Wenn Sie über eine Agentur vermieten, unterstützt diese meist bei der Preisgestaltung. Bei Eigenvermietung bieten viele Plattformen Analysewerkzeuge, um Nachfrage und Marktpreise zu beobachten.
Denken Sie an Unterhalt und Betreuung
Auch wenn Sie vermieten, bleiben Sie für den Zustand der Immobilie verantwortlich. Planen Sie regelmässige Wartungsarbeiten ein – etwa an Heizung, Dach, Fenstern und Aussenanlagen. Wenn Sie nicht in der Nähe wohnen, kann es sinnvoll sein, eine lokale Kontaktperson zu beauftragen, die bei Problemen oder Notfällen schnell reagieren kann.
Vermietung als Teil Ihrer Finanzplanung
Eine Ferienwohnung zu vermieten kann sich finanziell lohnen, erfordert aber Planung. Erstellen Sie ein Budget, das alle Kosten berücksichtigt: Reinigung, Instandhaltung, Versicherungen, Gebühren und eventuelle Provisionen.
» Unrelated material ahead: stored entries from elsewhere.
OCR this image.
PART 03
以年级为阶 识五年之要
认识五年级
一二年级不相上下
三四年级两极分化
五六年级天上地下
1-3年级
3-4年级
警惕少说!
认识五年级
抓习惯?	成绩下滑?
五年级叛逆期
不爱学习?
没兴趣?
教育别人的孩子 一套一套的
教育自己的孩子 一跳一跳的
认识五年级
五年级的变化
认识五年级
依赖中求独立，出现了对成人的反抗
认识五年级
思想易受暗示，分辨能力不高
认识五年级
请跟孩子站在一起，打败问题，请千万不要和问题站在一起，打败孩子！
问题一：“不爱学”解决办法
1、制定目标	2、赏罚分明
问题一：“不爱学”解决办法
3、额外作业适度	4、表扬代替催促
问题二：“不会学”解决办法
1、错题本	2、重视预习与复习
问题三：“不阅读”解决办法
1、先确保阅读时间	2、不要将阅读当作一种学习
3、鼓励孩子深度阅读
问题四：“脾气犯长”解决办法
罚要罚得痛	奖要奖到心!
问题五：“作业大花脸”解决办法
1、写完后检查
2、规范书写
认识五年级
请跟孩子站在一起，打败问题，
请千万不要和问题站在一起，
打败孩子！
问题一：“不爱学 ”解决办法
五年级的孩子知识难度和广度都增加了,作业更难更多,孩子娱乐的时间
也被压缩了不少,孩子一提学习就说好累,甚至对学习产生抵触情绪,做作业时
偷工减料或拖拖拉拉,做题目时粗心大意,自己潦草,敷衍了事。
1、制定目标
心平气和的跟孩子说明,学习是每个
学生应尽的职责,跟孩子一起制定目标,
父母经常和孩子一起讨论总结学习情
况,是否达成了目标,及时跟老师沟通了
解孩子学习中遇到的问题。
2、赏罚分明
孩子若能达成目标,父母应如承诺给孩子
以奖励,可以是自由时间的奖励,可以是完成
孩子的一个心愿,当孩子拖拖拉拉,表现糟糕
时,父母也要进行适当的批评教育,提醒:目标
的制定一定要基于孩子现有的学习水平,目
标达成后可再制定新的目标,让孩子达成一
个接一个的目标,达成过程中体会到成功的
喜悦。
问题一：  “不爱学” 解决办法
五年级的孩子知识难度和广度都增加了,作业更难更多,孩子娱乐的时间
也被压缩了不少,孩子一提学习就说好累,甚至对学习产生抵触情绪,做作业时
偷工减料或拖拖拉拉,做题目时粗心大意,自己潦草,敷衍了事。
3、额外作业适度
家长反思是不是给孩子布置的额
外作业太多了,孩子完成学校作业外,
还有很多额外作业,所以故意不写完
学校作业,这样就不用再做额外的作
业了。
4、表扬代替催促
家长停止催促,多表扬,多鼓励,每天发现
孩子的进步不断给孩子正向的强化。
So behalten Sie den Überblick über Ihre tatsächlichen Erträge.
Beachten Sie auch, dass häufige Vermietung den Charakter der Immobilie verändern kann – etwa im Hinblick auf die Zweitwohnungssteuer oder die Nutzungseinstufung. Eine fachkundige Beratung kann hier Klarheit schaffen.
Eine gute Erfahrung für Sie und Ihre Gäste
Ferienvermietung ist mehr als nur ein Geschäft – sie lebt von Gastfreundschaft. Zufriedene Gäste gehen sorgsam mit Ihrer Wohnung um und empfehlen sie weiter. Mit guter Vorbereitung, klarer Kommunikation und einem offenen Ohr für Feedback schaffen Sie die Grundlage für eine erfolgreiche und stressfreie Vermietung.
So wird Ihre Ferienwohnung nicht nur zu einer Einnahmequelle, sondern auch zu einem Ort, an dem andere Menschen schöne Erinnerungen sammeln – und Sie selbst langfristig profitieren.